Queen Shiyiwe Mantfombi Dlamini Zulu, 65, died last weekend after just a month in power.

She was the third of six wives of King Goodwill Zwelithini, 72, who died in March after nearly 50 years on the throne.

Since his death the royal family, which receives an annual taxpayer-funded budget of more than £3.5 million, has been blighted by infighting as different factions seek to claim the throne.

Rival royal camps have claimed the Queen was poisoned and that her husband's signature on his will naming her as regent was faked.

The Zulu are South Africa's largest ethnic group, representing around a fifth of the country's population of 60 million people. King Zwelithini officially had six wives, who all claimed separate palaces, and 28 children.

The traditional ruler has no political power but holds significant influence among the ethnic group, which also controls vast tracts of land.

More than 200 Zulu traditionally dressed people parade through the streets in Johannesburg - LUCA SOLA/AFP via Getty Images
More than 200 Zulu traditionally dressed people parade through the streets in Johannesburg - LUCA SOLA/AFP via Getty Images

Following King Zwelithini's death, daughters from his first wife launched a court challenge claiming the King's will was fraudulent, and that his signature on the document naming his regent had been forged.

Handwriting experts have reportedly been brought in to verify the will.

In a separate move, their mother, Queen Sibongile Dlamini Zulu asked a regional court to forbid the coronation of a regent and to recognise her civil marriage to the late king as his only legally binding union.

Following the death of Queen Mantfombi last week in a Johannesburg hospital, another royal, Prince Buthelezi, told South African media she may have been poisoned by rivals in the royal family.

"People think we're murderers," Princess Thembi, the late king's sister, told local media last week, denying the poisoning claim.

No official cause of death has been released.
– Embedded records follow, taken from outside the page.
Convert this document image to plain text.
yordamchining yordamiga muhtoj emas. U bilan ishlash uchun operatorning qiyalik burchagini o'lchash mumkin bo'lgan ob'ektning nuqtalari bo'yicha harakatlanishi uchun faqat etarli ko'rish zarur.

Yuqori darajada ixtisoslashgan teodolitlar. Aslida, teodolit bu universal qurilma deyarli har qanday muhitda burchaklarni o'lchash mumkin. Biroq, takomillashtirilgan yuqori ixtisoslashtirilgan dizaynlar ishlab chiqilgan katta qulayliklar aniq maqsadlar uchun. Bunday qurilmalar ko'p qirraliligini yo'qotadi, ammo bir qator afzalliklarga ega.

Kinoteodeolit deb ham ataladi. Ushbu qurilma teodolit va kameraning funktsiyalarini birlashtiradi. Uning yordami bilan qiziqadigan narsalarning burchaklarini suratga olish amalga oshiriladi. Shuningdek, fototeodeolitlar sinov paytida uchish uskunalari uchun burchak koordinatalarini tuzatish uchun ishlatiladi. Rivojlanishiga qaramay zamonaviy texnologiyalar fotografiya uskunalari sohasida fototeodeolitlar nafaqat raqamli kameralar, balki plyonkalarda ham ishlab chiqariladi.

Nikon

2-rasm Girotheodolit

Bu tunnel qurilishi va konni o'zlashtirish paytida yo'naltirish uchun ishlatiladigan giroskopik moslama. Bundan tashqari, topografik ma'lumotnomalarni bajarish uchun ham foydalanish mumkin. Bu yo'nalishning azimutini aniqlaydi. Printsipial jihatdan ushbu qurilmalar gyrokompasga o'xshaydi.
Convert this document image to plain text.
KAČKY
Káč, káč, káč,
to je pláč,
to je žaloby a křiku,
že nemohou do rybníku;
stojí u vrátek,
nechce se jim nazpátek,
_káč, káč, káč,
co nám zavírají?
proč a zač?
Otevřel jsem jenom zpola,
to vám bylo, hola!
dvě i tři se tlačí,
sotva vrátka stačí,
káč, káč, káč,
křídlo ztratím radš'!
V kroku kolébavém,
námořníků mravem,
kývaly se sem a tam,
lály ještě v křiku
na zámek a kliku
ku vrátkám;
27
Local outlets have reported that she had been ill but have not released details of her medical condition.

On Wednesday, hundreds of mourners wearing face masks and traditional leopard skin accompanied the body of the late queen from a morgue in Johannesburg to its final burial site in Nongoma, in the coastal province of KwaZulu-Natal where most Zulu live.

The ruler was buried on Thursday before dawn and an official funeral service will take place on Zulu land on Friday. South Adrican commentators have compared the succession wars to Game of Thrones.

"It is unthinkable that in the past such a massive fallout in the royal family could have been for public consumption on such a large scale," Zulu analyst Cyril Madlala said.

"WhatsApp, Twitter and Facebook are among the weapons as the descendants of the founder of the Zulu nation, King Shaka, tear his legacy apart," he wrote in the Daily Maverick newspaper.

Queen Mantfombi, 65, was sister to King Mswati III, of neighbouring eSwatini, Africa's last ruling monarch.